HC Deb 25 October 1983 vol 47 cc134-6
14. Mr. Hardy

asked the Secretary of State for Education and Science if he has now studied Her Majesty's inspectorates' report on standards in schools.

15. Mr. Haselhurst

asked the Secretary of State for Education and Science what representations he has received following the publication of Her Majesty's inspectorates' annual report on education expenditure for 1982.

Sir Keith Joseph

I have studied carefully Her Majesty's Inspectorate's report on the effects of local authority expenditure policies on the education service in 1982 and have received a small number of representations specifically about it.

Mr. Hardy

Does the Secretary of State accept that the public, having a proper and substantial interest in education, are entitled not only to be fully informed about this important report, but to be assured that the matter will be considered properly? Will the right hon. Gentleman do his best to make sure that there is a debate on the matter so that the Government and, perhaps, Conservative education authorities can respond to the charge that they are a pernicious influence on our young people and the state sector of education?

Sir Keith Joseph

I agree that the public should be informed, but it was my right hon. and learned Friend the Member for Warrington, South (Mr.

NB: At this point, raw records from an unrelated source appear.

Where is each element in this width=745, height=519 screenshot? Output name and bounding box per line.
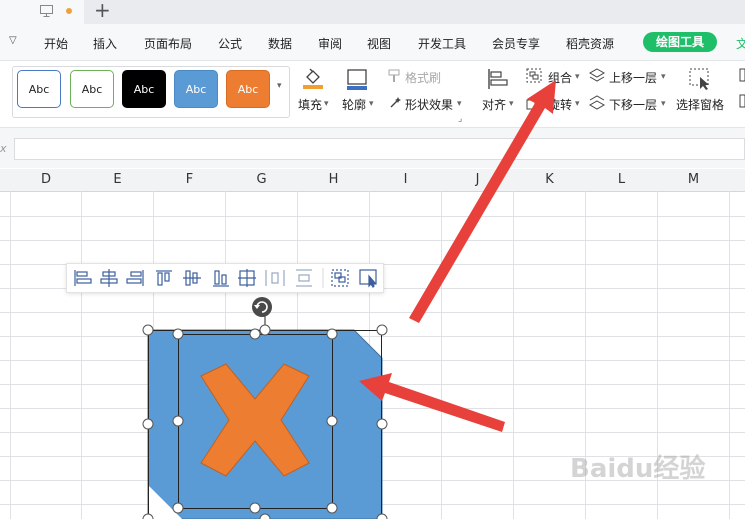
baidu-jingyan-watermark: Baidu经验 <box>570 454 706 484</box>
arrow-to-shape <box>359 373 505 432</box>
annotation-layer <box>359 80 556 432</box>
arrow-to-group-button <box>409 80 556 323</box>
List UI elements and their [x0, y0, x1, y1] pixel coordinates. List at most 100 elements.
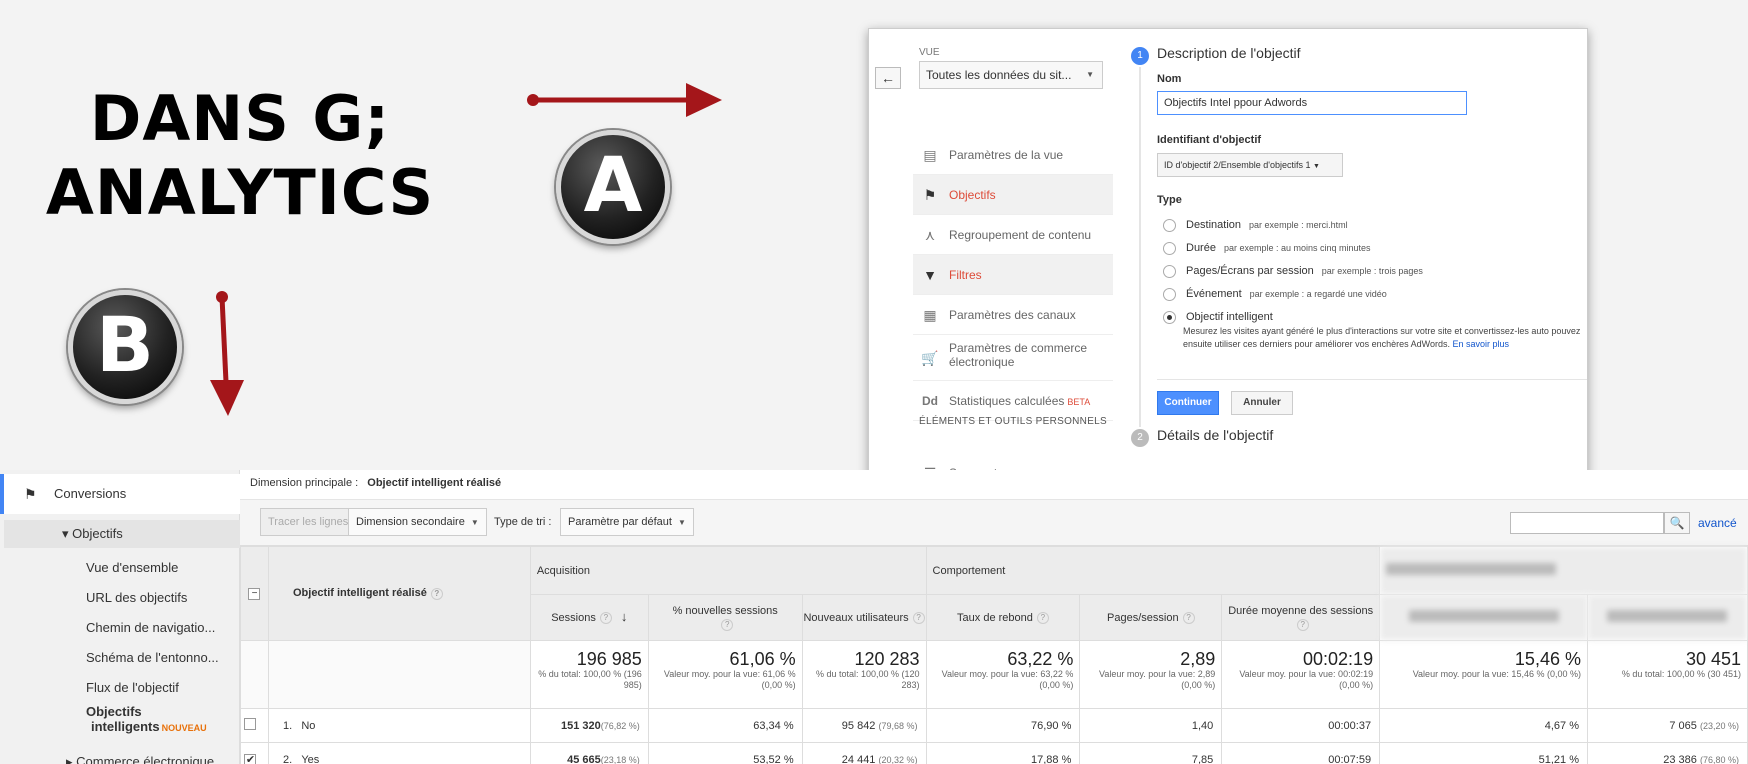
view-select[interactable]: Toutes les données du sit... ▼ [919, 61, 1103, 89]
type-label: Type [1157, 194, 1182, 206]
back-button[interactable]: ← [875, 67, 901, 89]
view-nav: VUE Toutes les données du sit... ▼ ▤ Param… [913, 29, 1113, 477]
table-row[interactable]: ✔ 2. Yes 45 665(23,18 %) 53,52 % 24 441 … [240, 742, 1748, 764]
row-label[interactable]: No [301, 720, 315, 732]
nav-item-label: Filtres [949, 268, 982, 282]
row-label[interactable]: Yes [301, 754, 319, 764]
report-table: − Objectif intelligent réalisé? Acquisit… [240, 546, 1748, 764]
acquisition-group-header: Acquisition [529, 546, 927, 595]
nav-item-calculated-metrics[interactable]: Dd Statistiques calculées BETA [913, 381, 1113, 421]
column-header-new-sessions[interactable]: % nouvelles sessions? [647, 594, 803, 641]
column-header-avg-duration[interactable]: Durée moyenne des sessions? [1221, 594, 1381, 641]
radio-button[interactable] [1163, 241, 1176, 255]
cell-new-sessions: 53,52 % [647, 742, 803, 764]
help-icon[interactable]: ? [912, 611, 925, 624]
learn-more-link[interactable]: En savoir plus [1452, 339, 1509, 349]
sidebar-item-ecommerce[interactable]: ▸ Commerce électronique [66, 754, 214, 764]
sidebar-item-goal-flow[interactable]: Flux de l'objectif [86, 680, 179, 695]
table-row[interactable]: 1. No 151 320(76,82 %) 63,34 % 95 842 (7… [240, 708, 1748, 743]
nav-item-filters[interactable]: ▼ Filtres [913, 255, 1113, 295]
chevron-down-icon: ▼ [1313, 163, 1320, 170]
column-header-label: Sessions [551, 612, 596, 624]
nav-item-label: Paramètres des canaux [949, 308, 1076, 322]
column-header-bounce-rate[interactable]: Taux de rebond? [925, 594, 1081, 641]
column-header-new-users[interactable]: Nouveaux utilisateurs? [801, 594, 927, 641]
flag-icon: ⚑ [24, 486, 37, 502]
radio-button[interactable] [1163, 264, 1176, 278]
goal-settings-panel: ← VUE Toutes les données du sit... ▼ ▤ Par… [868, 28, 1588, 478]
flag-icon: ⚑ [923, 187, 937, 203]
total-subtext: Valeur moy. pour la vue: 00:02:19 (0,00 … [1239, 669, 1374, 690]
help-icon[interactable]: ? [721, 618, 734, 631]
sidebar-item-funnel[interactable]: Schéma de l'entonno... [86, 650, 219, 665]
cell-avg-duration: 00:07:59 [1221, 742, 1381, 764]
blurred-text [1408, 609, 1559, 622]
type-option-duration[interactable]: Durée par exemple : au moins cinq minutes [1163, 241, 1371, 257]
total-value: 2,89 [1180, 649, 1216, 669]
sort-type-select[interactable]: Paramètre par défaut ▼ [560, 508, 694, 536]
goal-name-input[interactable]: Objectifs Intel ppour Adwords [1157, 91, 1467, 115]
help-icon[interactable]: ? [1296, 618, 1309, 631]
cell-percent: (20,32 %) [878, 754, 918, 764]
select-all-checkbox[interactable]: − [248, 588, 261, 600]
cancel-button[interactable]: Annuler [1231, 391, 1293, 415]
plot-rows-button[interactable]: Tracer les lignes [260, 508, 357, 536]
type-option-destination[interactable]: Destination par exemple : merci.html [1163, 218, 1348, 234]
sidebar-item-reverse-path[interactable]: Chemin de navigatio... [86, 620, 215, 635]
sidebar-item-goal-urls[interactable]: URL des objectifs [86, 590, 187, 605]
nav-item-goals[interactable]: ⚑ Objectifs [913, 175, 1113, 215]
cell-new-users: 95 842 (79,68 %) [801, 708, 927, 743]
total-subtext: % du total: 100,00 % (120 283) [815, 669, 920, 690]
search-button[interactable]: 🔍 [1664, 512, 1690, 534]
sidebar-item-smart-goals[interactable]: Objectifs intelligents NOUVEAU [86, 704, 207, 736]
total-subtext: % du total: 100,00 % (196 985) [538, 669, 642, 690]
sidebar-item-goals[interactable]: ▾ Objectifs [4, 520, 240, 548]
column-header-sessions[interactable]: Sessions? ↓ [529, 594, 649, 641]
nav-item-text: Statistiques calculées [949, 394, 1065, 408]
merge-icon: ⋏ [924, 227, 936, 243]
column-header-blurred [1586, 594, 1748, 641]
radio-button[interactable] [1163, 287, 1176, 301]
dimension-header[interactable]: Objectif intelligent réalisé? [267, 546, 531, 641]
total-value: 196 985 [576, 649, 642, 669]
type-option-event[interactable]: Événement par exemple : a regardé une vid… [1163, 287, 1387, 303]
column-header-pages-session[interactable]: Pages/session? [1079, 594, 1223, 641]
radio-button-selected[interactable] [1163, 310, 1176, 324]
nav-item-content-grouping[interactable]: ⋏ Regroupement de contenu [913, 215, 1113, 255]
advanced-link[interactable]: avancé [1698, 512, 1737, 534]
help-icon[interactable]: ? [1182, 611, 1195, 624]
cell-conversions: 23 386 (76,80 %) [1586, 742, 1748, 764]
sidebar-item-conversions[interactable]: ⚑ Conversions [0, 474, 240, 514]
cell-value: 7 065 [1669, 719, 1697, 732]
help-icon[interactable]: ? [430, 587, 443, 600]
primary-dimension-label: Dimension principale : [250, 477, 359, 489]
row-checkbox-checked[interactable]: ✔ [244, 753, 257, 764]
type-option-example: par exemple : au moins cinq minutes [1223, 243, 1371, 253]
page-icon: ▤ [923, 147, 937, 163]
table-search-input[interactable] [1510, 512, 1664, 534]
step-line [1139, 67, 1141, 427]
blurred-text [1607, 609, 1728, 622]
nav-item-view-settings[interactable]: ▤ Paramètres de la vue [913, 135, 1113, 175]
help-icon[interactable]: ? [1036, 611, 1049, 624]
goal-id-select[interactable]: ID d'objectif 2/Ensemble d'objectifs 1 ▼ [1157, 153, 1343, 177]
cell-percent: (23,18 %) [600, 754, 640, 764]
divider [1157, 379, 1587, 380]
type-option-pages[interactable]: Pages/Écrans par session par exemple : tr… [1163, 264, 1423, 280]
continue-button[interactable]: Continuer [1157, 391, 1219, 415]
primary-dimension-value[interactable]: Objectif intelligent réalisé [367, 477, 501, 489]
sidebar-item-label: Objectifs [86, 704, 142, 719]
row-checkbox[interactable] [244, 718, 257, 730]
cell-value: 45 665 [567, 753, 601, 764]
nav-item-ecommerce-settings[interactable]: 🛒 Paramètres de commerce électronique [913, 335, 1113, 381]
sidebar-item-overview[interactable]: Vue d'ensemble [86, 560, 178, 575]
radio-button[interactable] [1163, 218, 1176, 232]
nav-item-channel-settings[interactable]: ▦ Paramètres des canaux [913, 295, 1113, 335]
type-option-label: Pages/Écrans par session [1186, 265, 1314, 277]
type-option-smart-goal[interactable]: Objectif intelligent [1163, 310, 1273, 326]
cell-value: 23 386 [1663, 753, 1697, 764]
secondary-dimension-select[interactable]: Dimension secondaire ▼ [348, 508, 487, 536]
cell-conversion-rate: 51,21 % [1379, 742, 1588, 764]
sidebar-item-label: intelligents [91, 719, 160, 734]
help-icon[interactable]: ? [599, 612, 612, 625]
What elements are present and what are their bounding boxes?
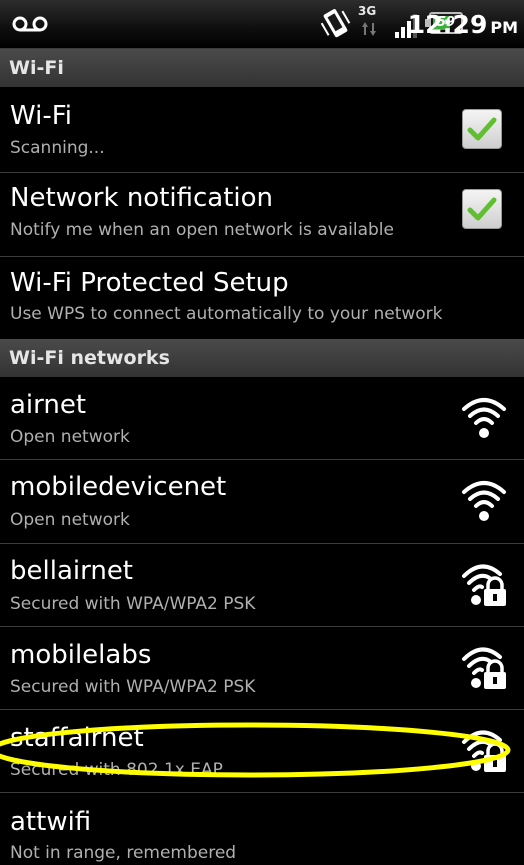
- network-status: Secured with WPA/WPA2 PSK: [10, 594, 256, 614]
- wifi-toggle-title: Wi-Fi: [10, 101, 73, 131]
- check-icon: [467, 197, 497, 221]
- vibrate-icon: [320, 9, 351, 38]
- network-type-label: 3G: [358, 4, 377, 18]
- wifi-open-icon: [462, 398, 506, 438]
- voicemail-icon: [12, 16, 48, 32]
- network-notification-checkbox[interactable]: [462, 189, 502, 229]
- network-ssid: mobilelabs: [10, 640, 152, 670]
- network-ssid: bellairnet: [10, 556, 134, 586]
- status-bar: 3G 59 12:29 PM: [0, 0, 524, 49]
- network-ssid: attwifi: [10, 807, 92, 837]
- network-status: Secured with WPA/WPA2 PSK: [10, 677, 256, 697]
- network-item[interactable]: bellairnet Secured with WPA/WPA2 PSK: [0, 544, 524, 627]
- check-icon: [467, 117, 497, 141]
- network-item[interactable]: mobiledevicenet Open network: [0, 460, 524, 544]
- wifi-toggle-summary: Scanning...: [10, 138, 105, 158]
- clock: 12:29 PM: [408, 10, 518, 39]
- network-item[interactable]: airnet Open network: [0, 377, 524, 460]
- network-ssid: mobiledevicenet: [10, 472, 227, 502]
- network-notification-row[interactable]: Network notification Notify me when an o…: [0, 173, 524, 257]
- network-ssid: staffairnet: [10, 723, 144, 753]
- clock-ampm: PM: [490, 18, 518, 37]
- network-ssid: airnet: [10, 390, 87, 420]
- network-item[interactable]: attwifi Not in range, remembered: [0, 793, 524, 865]
- network-status: Open network: [10, 427, 130, 447]
- wps-summary: Use WPS to connect automatically to your…: [10, 304, 443, 324]
- wifi-toggle-row[interactable]: Wi-Fi Scanning...: [0, 87, 524, 173]
- wifi-locked-icon: [462, 647, 506, 689]
- section-header-wifi-networks: Wi-Fi networks: [0, 339, 524, 377]
- wifi-locked-icon: [462, 730, 506, 772]
- network-type-indicator: 3G: [358, 4, 380, 42]
- network-item[interactable]: staffairnet Secured with 802.1x EAP: [0, 710, 524, 793]
- wifi-open-icon: [462, 481, 506, 521]
- network-status: Secured with 802.1x EAP: [10, 760, 223, 780]
- network-notification-title: Network notification: [10, 183, 274, 213]
- wps-title: Wi-Fi Protected Setup: [10, 268, 289, 298]
- wps-row[interactable]: Wi-Fi Protected Setup Use WPS to connect…: [0, 257, 524, 340]
- clock-time: 12:29: [407, 10, 488, 39]
- wifi-locked-icon: [462, 564, 506, 606]
- data-arrows-icon: [362, 22, 376, 36]
- network-notification-summary: Notify me when an open network is availa…: [10, 220, 394, 240]
- network-status: Not in range, remembered: [10, 843, 237, 863]
- network-status: Open network: [10, 510, 130, 530]
- network-item[interactable]: mobilelabs Secured with WPA/WPA2 PSK: [0, 627, 524, 710]
- wifi-checkbox[interactable]: [462, 109, 502, 149]
- section-header-wifi: Wi-Fi: [0, 49, 524, 87]
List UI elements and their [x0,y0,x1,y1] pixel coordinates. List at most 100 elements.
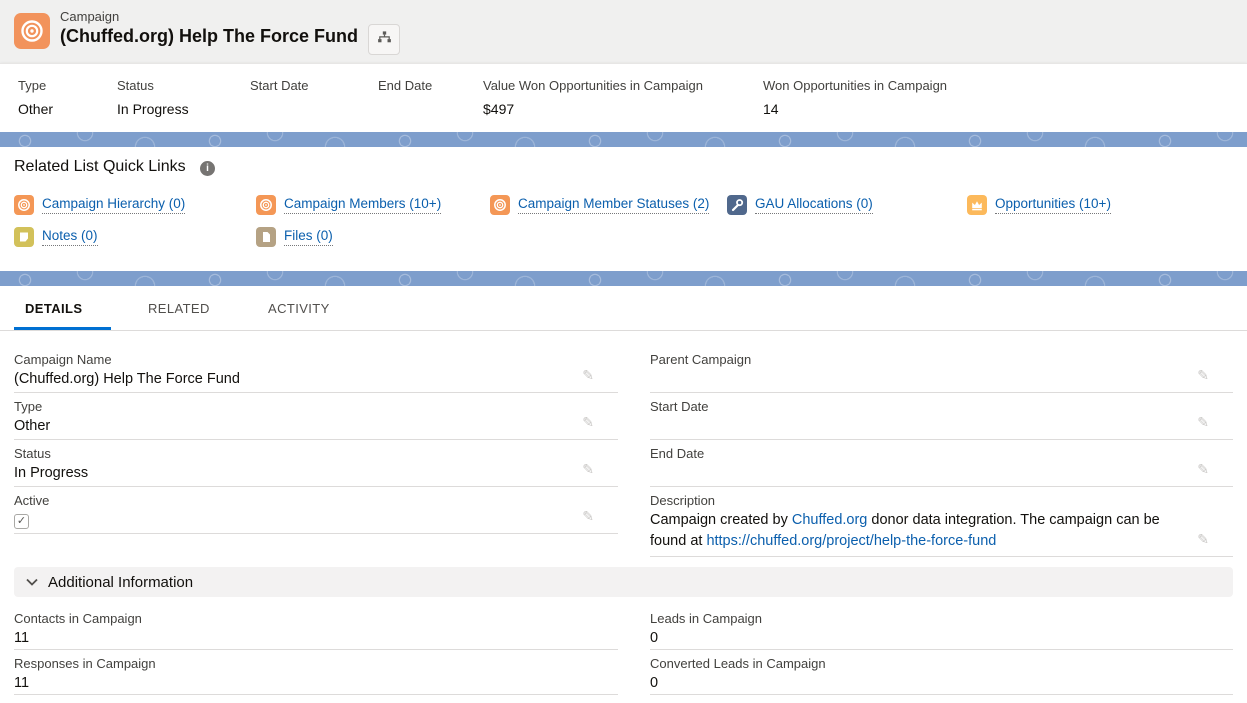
tab-activity[interactable]: ACTIVITY [268,286,330,331]
checkbox-check-icon: ✓ [17,515,26,527]
campaign-url-link[interactable]: https://chuffed.org/project/help-the-for… [706,533,996,549]
highlight-value: $497 [483,101,703,117]
field-active: Active ✓ ✎ [14,487,618,534]
field-value: Other [14,414,618,434]
quicklink-label[interactable]: Notes (0) [42,228,98,246]
highlight-type: Type Other [18,78,53,117]
details-right-column: Parent Campaign ✎ Start Date ✎ End Date … [650,346,1233,557]
additional-right-column: Leads in Campaign 0 Converted Leads in C… [650,605,1233,695]
field-label: Status [14,440,618,461]
edit-pencil-icon[interactable]: ✎ [582,461,594,478]
entity-label: Campaign [60,9,119,24]
field-label: Contacts in Campaign [14,605,618,626]
quicklink-label[interactable]: Opportunities (10+) [995,196,1111,214]
quicklink-files[interactable]: Files (0) [256,227,333,247]
edit-pencil-icon[interactable]: ✎ [582,508,594,525]
field-label: Type [14,393,618,414]
active-tab-underline [14,327,111,330]
hierarchy-icon [377,30,392,50]
quicklink-label[interactable]: Campaign Members (10+) [284,196,441,214]
tab-details[interactable]: DETAILS [25,286,82,331]
quick-links-title: Related List Quick Links [14,158,186,176]
active-checkbox[interactable]: ✓ [14,514,29,529]
highlight-label: Type [18,78,53,93]
field-label: Campaign Name [14,346,618,367]
field-value: Campaign created by Chuffed.org donor da… [650,508,1190,552]
quicklink-label[interactable]: GAU Allocations (0) [755,196,873,214]
field-start-date: Start Date ✎ [650,393,1233,440]
campaign-icon [14,195,34,215]
field-parent-campaign: Parent Campaign ✎ [650,346,1233,393]
wrench-icon [727,195,747,215]
highlight-label: Value Won Opportunities in Campaign [483,78,703,93]
description-text: Campaign created by [650,512,792,528]
file-icon [256,227,276,247]
decorative-pattern-strip [0,271,1247,286]
field-converted-leads-in-campaign: Converted Leads in Campaign 0 [650,650,1233,695]
campaign-hierarchy-button[interactable] [368,24,400,55]
highlight-value: 14 [763,101,947,117]
highlight-value: Other [18,101,53,117]
chevron-down-icon [26,573,38,591]
highlights-panel: Type Other Status In Progress Start Date… [0,63,1247,132]
edit-pencil-icon[interactable]: ✎ [1197,461,1209,478]
note-icon [14,227,34,247]
field-label: Active [14,487,618,508]
field-responses-in-campaign: Responses in Campaign 11 [14,650,618,695]
highlight-start-date: Start Date [250,78,309,101]
quicklink-campaign-member-statuses[interactable]: Campaign Member Statuses (2) [490,195,709,215]
additional-left-column: Contacts in Campaign 11 Responses in Cam… [14,605,618,695]
section-title: Additional Information [48,574,193,591]
crown-icon [967,195,987,215]
field-value: In Progress [14,461,618,481]
highlight-label: Won Opportunities in Campaign [763,78,947,93]
additional-information-section-header[interactable]: Additional Information [14,567,1233,597]
tab-bar: DETAILS RELATED ACTIVITY [0,286,1247,331]
quicklink-label[interactable]: Campaign Hierarchy (0) [42,196,185,214]
details-left-column: Campaign Name (Chuffed.org) Help The For… [14,346,618,534]
highlight-value: In Progress [117,101,189,117]
field-label: Start Date [650,393,1233,414]
quicklink-notes[interactable]: Notes (0) [14,227,98,247]
field-value [650,461,1233,465]
page-title: (Chuffed.org) Help The Force Fund [60,26,358,47]
field-label: End Date [650,440,1233,461]
edit-pencil-icon[interactable]: ✎ [582,367,594,384]
quicklink-gau-allocations[interactable]: GAU Allocations (0) [727,195,873,215]
tab-related[interactable]: RELATED [148,286,210,331]
field-value: 11 [14,671,618,691]
edit-pencil-icon[interactable]: ✎ [1197,531,1209,548]
field-value: 11 [14,626,618,646]
field-value [650,414,1233,418]
field-contacts-in-campaign: Contacts in Campaign 11 [14,605,618,650]
field-end-date: End Date ✎ [650,440,1233,487]
field-campaign-name: Campaign Name (Chuffed.org) Help The For… [14,346,618,393]
campaign-icon [14,13,50,49]
edit-pencil-icon[interactable]: ✎ [1197,367,1209,384]
info-icon[interactable]: i [200,161,215,176]
decorative-pattern-strip [0,132,1247,147]
quicklink-campaign-hierarchy[interactable]: Campaign Hierarchy (0) [14,195,185,215]
edit-pencil-icon[interactable]: ✎ [582,414,594,431]
field-label: Description [650,487,1233,508]
field-value: 0 [650,671,1233,691]
field-label: Leads in Campaign [650,605,1233,626]
campaign-icon [256,195,276,215]
campaign-icon [490,195,510,215]
related-list-quick-links-card: Related List Quick Links i Campaign Hier… [0,147,1247,271]
field-value [650,367,1233,371]
highlight-value-won-opportunities: Value Won Opportunities in Campaign $497 [483,78,703,117]
highlight-label: Status [117,78,189,93]
field-leads-in-campaign: Leads in Campaign 0 [650,605,1233,650]
record-detail-card: DETAILS RELATED ACTIVITY Campaign Name (… [0,286,1247,703]
highlight-status: Status In Progress [117,78,189,117]
field-label: Parent Campaign [650,346,1233,367]
chuffed-org-link[interactable]: Chuffed.org [792,512,868,528]
quicklink-label[interactable]: Files (0) [284,228,333,246]
quicklink-campaign-members[interactable]: Campaign Members (10+) [256,195,441,215]
quicklink-label[interactable]: Campaign Member Statuses (2) [518,196,709,214]
edit-pencil-icon[interactable]: ✎ [1197,414,1209,431]
quicklink-opportunities[interactable]: Opportunities (10+) [967,195,1111,215]
highlight-label: Start Date [250,78,309,93]
highlight-end-date: End Date [378,78,432,101]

Carlisle), who was my predecessor—not any member of the Opposition— who decided to publish the report. I have followed his example. The Opposition have plenty of opportunities to choose that subject for a debate if they wish.

Mr. Haselhurst

I acknowledge that the overall figures on expenditure per pupil and pupil-teacher ratios are good, but what action does my right hon. Friend hope will be taken to remedy some of the specific deficiencies identified by Her Majesty's inspectors?

Sir Keith Joseph

In general, the remedying of individual deficiencies identified in the report is for the local education authorities.

Mr. Alton

Given the Secretary of State's belief in parental choice and that Her Majesty's inspectors found no appreciable difference between the standards of education in co-educational schools and single sex schools, what is the Secretary of State's view on local education authorities which propose to remove totally the single sex option?

Sir Keith Joseph

The hon. Gentleman tempts me, but as I have a quasi-judicial function in relation to proposals by local education authorities, and as I suspect that his question conceals a local dilemma, I must reserve my position.

Mr. McQuarrie

Is my right hon. Friend aware that before Her Majesty's inspectors report on standards in schools is sent to him, a draft is prepared by the headmasters and directors of education for the schools concerned? [Interruption.] Therefore, does he believe that the report submitted to him is unbiased?

Mr. Speaker

Order. Before the Secretary of State replies, may I ask for silence? This is an important Question Time and there is much noise.

Sir Keith Joseph

No doubt Her Majesty's inspectors ask for factual information before they visit schools, but there is no question of bias.

Mrs. Beckett

Will the Secretary of State take this opportunity to dissociate himself from the moves to reintroduce the process of selection, which has already failed the nation once? Does he agree that that selection process has a great deal more to do with saving money by not educating the nation's children properly than it ever had to do with educational standards?

Sir Keith Joseph

I am not sure how that issue arises on this question, but I shall certainly not dissociate myself from any initiative or proposal that a duly elected local education authority decides, in its own wisdom, to propose to me. I have to take account of the arguments for and the objections to any such proposal or initiative. I shall continue to do that and judge on the merits of the case as it affects children.